Bugünün insanı hızla akan zamanın içinde yoruluyor. Teknoloji, şehir hayatı, sosyal medya… Hepsi bir yandan bizi daha “bağlı” hale getirirken, diğer yandan kalbimizi boşaltıyor. İnsanlık, maddî ilerlemelerle doyuma ulaşsa da, manevî açlık büyüyor. İşte tam bu noktada tarih boyunca tartışılan bir yol yeniden gündeme geliyor: Tasavvuf.
Kimi için tasavvuf, hurafelerle dolu bir sistem… Kimi içinse İslam’ın kalbindeki derinliklere giden bir yol. Peki büyük İslam âlimleri bu konuda ne diyor?
Âlimlerin Tasavvufa Bakışı
İmam Gazâlî, tasavvufu kalbin ıslahı ve ahlâkın güzelleştirilmesi olarak görür. Ona göre dışı düzenleyen fıkıh ne kadar gerekliyse, kalbi arındıran tasavvuf da o kadar gereklidir. “Fıkıhsız tasavvuf sapıklıktır, tasavvufsuz fıkıh kuru bilgidir” sözü bugün bile yol gösterici değil mi?
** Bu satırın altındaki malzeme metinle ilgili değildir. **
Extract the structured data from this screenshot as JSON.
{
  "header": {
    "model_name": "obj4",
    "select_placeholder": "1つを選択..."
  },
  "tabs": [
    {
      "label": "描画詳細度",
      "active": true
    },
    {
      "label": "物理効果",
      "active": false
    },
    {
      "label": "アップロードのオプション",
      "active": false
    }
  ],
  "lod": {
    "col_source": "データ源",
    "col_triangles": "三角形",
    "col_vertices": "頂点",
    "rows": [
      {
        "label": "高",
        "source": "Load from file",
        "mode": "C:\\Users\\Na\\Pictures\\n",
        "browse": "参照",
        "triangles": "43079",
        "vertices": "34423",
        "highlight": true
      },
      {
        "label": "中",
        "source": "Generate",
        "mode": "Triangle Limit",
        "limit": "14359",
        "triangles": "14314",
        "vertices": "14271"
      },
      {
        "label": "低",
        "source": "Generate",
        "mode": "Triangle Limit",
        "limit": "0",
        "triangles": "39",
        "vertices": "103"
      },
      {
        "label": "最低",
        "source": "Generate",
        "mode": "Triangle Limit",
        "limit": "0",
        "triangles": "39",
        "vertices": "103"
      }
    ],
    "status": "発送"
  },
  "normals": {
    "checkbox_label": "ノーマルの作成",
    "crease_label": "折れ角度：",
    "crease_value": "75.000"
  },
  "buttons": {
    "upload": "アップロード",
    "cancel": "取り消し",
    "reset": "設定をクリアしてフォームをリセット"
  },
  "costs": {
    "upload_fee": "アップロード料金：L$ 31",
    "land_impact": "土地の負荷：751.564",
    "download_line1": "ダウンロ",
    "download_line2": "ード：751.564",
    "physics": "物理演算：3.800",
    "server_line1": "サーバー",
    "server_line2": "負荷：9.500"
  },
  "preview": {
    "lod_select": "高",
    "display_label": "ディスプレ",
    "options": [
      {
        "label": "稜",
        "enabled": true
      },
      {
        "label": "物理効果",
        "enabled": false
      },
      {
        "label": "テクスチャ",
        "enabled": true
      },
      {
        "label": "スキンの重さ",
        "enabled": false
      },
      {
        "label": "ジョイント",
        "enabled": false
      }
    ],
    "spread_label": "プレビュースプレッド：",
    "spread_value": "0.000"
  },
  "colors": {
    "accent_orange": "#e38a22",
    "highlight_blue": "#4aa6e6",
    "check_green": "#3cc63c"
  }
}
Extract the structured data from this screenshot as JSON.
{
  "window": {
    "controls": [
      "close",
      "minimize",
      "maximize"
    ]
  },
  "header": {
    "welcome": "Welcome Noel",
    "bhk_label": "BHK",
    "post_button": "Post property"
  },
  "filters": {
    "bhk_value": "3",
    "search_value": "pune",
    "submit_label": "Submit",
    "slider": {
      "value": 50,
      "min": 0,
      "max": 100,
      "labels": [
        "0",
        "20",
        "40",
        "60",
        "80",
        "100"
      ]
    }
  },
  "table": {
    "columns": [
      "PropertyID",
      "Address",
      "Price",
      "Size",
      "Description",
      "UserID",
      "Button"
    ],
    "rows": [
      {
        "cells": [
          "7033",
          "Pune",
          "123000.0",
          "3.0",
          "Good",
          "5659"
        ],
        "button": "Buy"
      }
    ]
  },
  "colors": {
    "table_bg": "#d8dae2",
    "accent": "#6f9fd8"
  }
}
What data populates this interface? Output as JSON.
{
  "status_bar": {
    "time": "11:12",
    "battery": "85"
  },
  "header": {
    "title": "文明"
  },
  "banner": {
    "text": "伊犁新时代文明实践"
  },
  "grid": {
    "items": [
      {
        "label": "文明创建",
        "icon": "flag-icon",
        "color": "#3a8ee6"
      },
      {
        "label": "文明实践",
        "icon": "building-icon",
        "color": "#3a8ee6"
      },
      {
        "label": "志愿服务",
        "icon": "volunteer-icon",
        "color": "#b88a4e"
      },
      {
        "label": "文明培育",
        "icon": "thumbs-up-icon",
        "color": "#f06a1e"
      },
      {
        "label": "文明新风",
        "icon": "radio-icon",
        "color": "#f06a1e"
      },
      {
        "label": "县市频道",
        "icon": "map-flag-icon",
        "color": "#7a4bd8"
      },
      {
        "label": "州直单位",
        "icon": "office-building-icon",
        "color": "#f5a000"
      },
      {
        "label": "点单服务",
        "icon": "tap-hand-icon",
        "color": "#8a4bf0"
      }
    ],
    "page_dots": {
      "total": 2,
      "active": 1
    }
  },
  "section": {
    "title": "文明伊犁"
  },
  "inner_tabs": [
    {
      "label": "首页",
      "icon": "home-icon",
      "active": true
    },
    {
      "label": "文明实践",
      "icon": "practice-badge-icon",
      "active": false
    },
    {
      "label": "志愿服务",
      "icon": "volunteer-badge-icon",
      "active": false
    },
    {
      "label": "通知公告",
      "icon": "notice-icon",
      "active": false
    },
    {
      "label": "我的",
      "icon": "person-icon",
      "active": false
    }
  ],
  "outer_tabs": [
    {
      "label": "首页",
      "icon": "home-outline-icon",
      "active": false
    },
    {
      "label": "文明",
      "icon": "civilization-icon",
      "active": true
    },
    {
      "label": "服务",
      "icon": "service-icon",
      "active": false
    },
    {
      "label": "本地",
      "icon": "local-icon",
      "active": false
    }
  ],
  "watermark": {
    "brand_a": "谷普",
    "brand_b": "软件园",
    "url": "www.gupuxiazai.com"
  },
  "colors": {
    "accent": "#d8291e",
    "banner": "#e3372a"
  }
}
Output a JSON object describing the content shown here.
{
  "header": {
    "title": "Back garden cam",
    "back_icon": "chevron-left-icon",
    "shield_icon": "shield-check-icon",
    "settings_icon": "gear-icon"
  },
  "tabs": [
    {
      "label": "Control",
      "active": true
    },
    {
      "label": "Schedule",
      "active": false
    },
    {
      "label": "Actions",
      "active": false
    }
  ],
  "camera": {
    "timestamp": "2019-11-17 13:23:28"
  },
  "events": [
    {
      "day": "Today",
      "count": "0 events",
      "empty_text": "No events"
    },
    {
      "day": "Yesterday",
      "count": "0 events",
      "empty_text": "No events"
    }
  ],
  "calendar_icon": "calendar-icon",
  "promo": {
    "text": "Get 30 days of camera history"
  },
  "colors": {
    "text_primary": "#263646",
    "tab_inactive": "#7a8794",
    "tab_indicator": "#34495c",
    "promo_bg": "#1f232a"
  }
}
İmam Rabbânî, tasavvufu şeriatın ruhunu hayata taşımak olarak tarif eder. Dışta şeriat, içte tasavvuf… İnsanın zahir ve bâtın bütünlüğü burada sağlanır.
Mevlânâ, dinin özünü aşk ve samimiyet olarak görür. Onun şiirleri, aslında kalbi Allah’a yönlendiren bir tasavvuf davetidir.
Abdülkadir Geylânî, tasavvufu takvâ ve ihlâsın pratiği olarak tanımlar. Dışta şeriata bağlılık, içte Allah’a teslimiyet…
İmam Nevevî ise tasavvufu zühd, takvâ, ihlâs ve Allah’ı çok zikretmek şeklinde özetler. Yani bugünün diliyle söyleyelim: Tasavvuf, kalbin sürekli “online” olduğu bir manevi bağlantıdır.
İbn Teymiyye’nin Dikkat Çeken Tutumu
Genellikle tasavvuf karşıtı gibi bilinse de, İbn Teymiyye aslında meseleyi daha dengeli ele alır. O, Kur’an ve sünnete uygun bir tasavvufu kabul ederken, bid’at ve aşırılıkları reddeder. Cüneyd-i Bağdadî’yi örnek sûfî olarak görmesi, Abdülkadir Geylânî’ye saygısı bu yaklaşımın göstergesidir.
Ona göre sûfîlerin doğru tarafı şudur: “Kalbi Allah’a bağlamak, Allah’a yönelmek, dünyadan yüz çevirmek.” Yani özü itibarıyla tasavvufu reddetmez, aksine sahih tasavvufun değerini teslim eder.
Modern İnsan İçin Ne Anlama Geliyor?
Bugün insanlar “daha çok şeye sahip olmak” için koşarken, “daha çok huzura sahip olmayı” unutuyor. Stres, yalnızlık, tükenmişlik… Tasavvuf işte bu boşluğa dokunan bir davet:
* Nefsi terbiye et,
* Kalbi arındır,
* Allah’a yönel.
Bu yüzden tasavvuf sadece bir tarihî mesele değil, aynı zamanda modern çağın insanı için de bir iç yolculuk rehberidir.
Sonuç
Tarih boyunca pek çok âlimin vurguladığı gibi, tasavvuf İslam’ın özüne aykırı değil; bilakis onun kalbine açılan bir kapıdır. Elbette hurafe ve bid’atlerle kirletilmiş şekillerinden arındırıldığında…
Bugün kalabalıklar içinde yalnızlaşan, ekranlara bağlı ama kalbi kopuk insan için sorulması gereken soru şudur:
Acaba tasavvuf, modern dünyada kaybolan ruhumuzun yeniden yol arkadaşı olabilir mi?